Lidar, the laser-bouncing tech used in self-driving cars, is pretty versatile. When it’s not making autonomous vehicles smarter, it can be used for uncovering lost cities, finding bodies in unmarked graves, helping protect areas from wildfires, and … judging athletic contests?
That’s the application that Fujitsu has in mind with a new lidar-based system it thinks could help human judges assess gymnastics judging — or potentially even replace the need for flesh-and-blood judges altogether.
The idea behind the project is that gymnastics judges have to evaluate routines involving highly precise maneuvers. Due to human errors of judgment, however, scoring can vary, leading to accusations of bias or favoritism. Fujitsu’s technology will use bounced lidar to create 3D images of gymnast bodies as they perform routines, letting judges examine something closer to the skeleton of participants without all those distracting muscles and skin getting in the way. The system can reportedly judge information about the angle of specific joints with an accuracy level that’s within one centimeter of the real thing. Eventually, Fujitsu hopes to go even further by adding an artificial intelligence component for judging these routines.
The joint-recognition tech is set to be trialed at an upcoming International Gymnastics Federation (FIG) World Cup event and also used during competition at the 2019 World Championships.

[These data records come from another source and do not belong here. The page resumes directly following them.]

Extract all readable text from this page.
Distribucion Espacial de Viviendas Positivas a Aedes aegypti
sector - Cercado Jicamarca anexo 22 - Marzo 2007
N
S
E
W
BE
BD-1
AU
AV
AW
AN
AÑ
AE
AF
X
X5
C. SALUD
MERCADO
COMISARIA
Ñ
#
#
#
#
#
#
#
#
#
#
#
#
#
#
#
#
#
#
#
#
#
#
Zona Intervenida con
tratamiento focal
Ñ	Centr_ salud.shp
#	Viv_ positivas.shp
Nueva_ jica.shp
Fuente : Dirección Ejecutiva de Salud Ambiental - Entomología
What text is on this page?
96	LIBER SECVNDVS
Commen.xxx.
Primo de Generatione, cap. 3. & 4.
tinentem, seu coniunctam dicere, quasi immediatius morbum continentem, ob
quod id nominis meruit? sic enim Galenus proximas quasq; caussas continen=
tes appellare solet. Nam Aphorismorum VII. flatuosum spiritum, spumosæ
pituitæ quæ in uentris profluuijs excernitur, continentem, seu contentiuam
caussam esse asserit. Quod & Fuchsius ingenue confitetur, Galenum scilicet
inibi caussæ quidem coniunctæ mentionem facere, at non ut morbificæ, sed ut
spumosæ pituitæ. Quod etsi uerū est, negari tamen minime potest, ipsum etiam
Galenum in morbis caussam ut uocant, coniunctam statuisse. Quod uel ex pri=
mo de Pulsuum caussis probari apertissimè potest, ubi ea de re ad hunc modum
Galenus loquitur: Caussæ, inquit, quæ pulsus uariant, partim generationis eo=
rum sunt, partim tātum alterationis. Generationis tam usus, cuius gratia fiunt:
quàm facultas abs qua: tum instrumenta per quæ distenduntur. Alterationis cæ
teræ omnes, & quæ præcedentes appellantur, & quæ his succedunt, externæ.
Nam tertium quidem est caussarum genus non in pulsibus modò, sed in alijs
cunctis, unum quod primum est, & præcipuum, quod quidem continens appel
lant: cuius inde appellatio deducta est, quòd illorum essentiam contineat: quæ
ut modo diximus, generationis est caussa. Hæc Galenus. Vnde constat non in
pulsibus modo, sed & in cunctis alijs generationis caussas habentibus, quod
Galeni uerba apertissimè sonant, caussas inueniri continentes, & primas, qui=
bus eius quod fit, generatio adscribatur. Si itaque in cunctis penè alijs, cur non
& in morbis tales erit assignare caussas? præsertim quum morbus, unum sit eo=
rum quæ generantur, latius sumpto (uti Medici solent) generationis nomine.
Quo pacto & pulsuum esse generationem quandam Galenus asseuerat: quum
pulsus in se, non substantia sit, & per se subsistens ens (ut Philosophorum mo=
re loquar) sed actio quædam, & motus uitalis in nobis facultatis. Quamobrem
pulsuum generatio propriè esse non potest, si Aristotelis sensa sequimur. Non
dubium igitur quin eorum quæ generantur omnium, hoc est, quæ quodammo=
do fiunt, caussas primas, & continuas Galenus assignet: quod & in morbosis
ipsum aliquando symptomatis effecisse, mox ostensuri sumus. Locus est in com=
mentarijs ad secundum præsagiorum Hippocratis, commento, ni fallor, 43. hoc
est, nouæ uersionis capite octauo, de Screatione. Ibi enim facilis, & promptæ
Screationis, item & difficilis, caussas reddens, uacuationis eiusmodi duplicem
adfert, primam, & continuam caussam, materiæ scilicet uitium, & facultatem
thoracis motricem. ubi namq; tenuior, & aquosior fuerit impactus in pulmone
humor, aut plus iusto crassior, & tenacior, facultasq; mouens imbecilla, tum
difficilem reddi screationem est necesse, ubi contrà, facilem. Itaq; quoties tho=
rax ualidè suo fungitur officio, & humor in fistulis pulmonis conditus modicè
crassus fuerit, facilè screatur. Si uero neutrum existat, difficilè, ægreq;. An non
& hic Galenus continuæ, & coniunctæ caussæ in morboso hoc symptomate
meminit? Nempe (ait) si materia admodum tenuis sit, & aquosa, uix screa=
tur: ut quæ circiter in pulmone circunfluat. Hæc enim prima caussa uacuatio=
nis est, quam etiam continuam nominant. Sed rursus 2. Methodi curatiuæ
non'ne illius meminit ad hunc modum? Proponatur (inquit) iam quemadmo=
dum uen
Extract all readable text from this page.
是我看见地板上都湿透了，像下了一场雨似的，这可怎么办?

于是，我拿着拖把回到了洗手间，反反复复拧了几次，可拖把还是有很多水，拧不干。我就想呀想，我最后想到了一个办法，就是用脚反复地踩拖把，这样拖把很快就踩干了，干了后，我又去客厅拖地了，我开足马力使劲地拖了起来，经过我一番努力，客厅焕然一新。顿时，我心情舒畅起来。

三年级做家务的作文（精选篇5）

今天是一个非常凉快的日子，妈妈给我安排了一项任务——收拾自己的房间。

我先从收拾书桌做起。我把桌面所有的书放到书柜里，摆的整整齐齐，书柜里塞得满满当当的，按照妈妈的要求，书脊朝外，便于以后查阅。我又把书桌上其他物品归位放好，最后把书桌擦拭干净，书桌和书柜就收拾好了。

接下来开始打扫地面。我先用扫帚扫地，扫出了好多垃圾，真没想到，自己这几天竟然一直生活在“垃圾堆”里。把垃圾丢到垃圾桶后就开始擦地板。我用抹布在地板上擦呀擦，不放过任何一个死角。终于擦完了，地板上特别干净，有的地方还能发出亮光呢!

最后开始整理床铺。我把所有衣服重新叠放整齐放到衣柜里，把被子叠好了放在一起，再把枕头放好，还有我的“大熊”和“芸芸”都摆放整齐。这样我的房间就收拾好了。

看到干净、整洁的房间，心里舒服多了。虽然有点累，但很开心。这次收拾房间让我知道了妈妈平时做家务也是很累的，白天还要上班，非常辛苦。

Automated scoring could follow in 2020, although don’t expect human judges to vanish from the judging table altogether. Instead, it seems that Fujitsu is viewing this as an accompaniment to human judges as opposed to a replacement for them altogether.
This is far from the first time that A.I. technology has been used to augment (or replace) human judges in a variety of capacities. Whether it’s granting or denying bail, reading X-rays and other medical documents, or making predictions about which movies studios should make or startups venture capitalist firms should invest in, machine analytics is frequently used to try and reduce human errors in a wide variety of tasks requiring judgment. It only figures that sport should be one of the next frontiers.
Our biggest question: Given advances like Boston Dynamics’ parkour-performing Atlas robot, how long before humans are dropped from the competition aspect, along with the judging?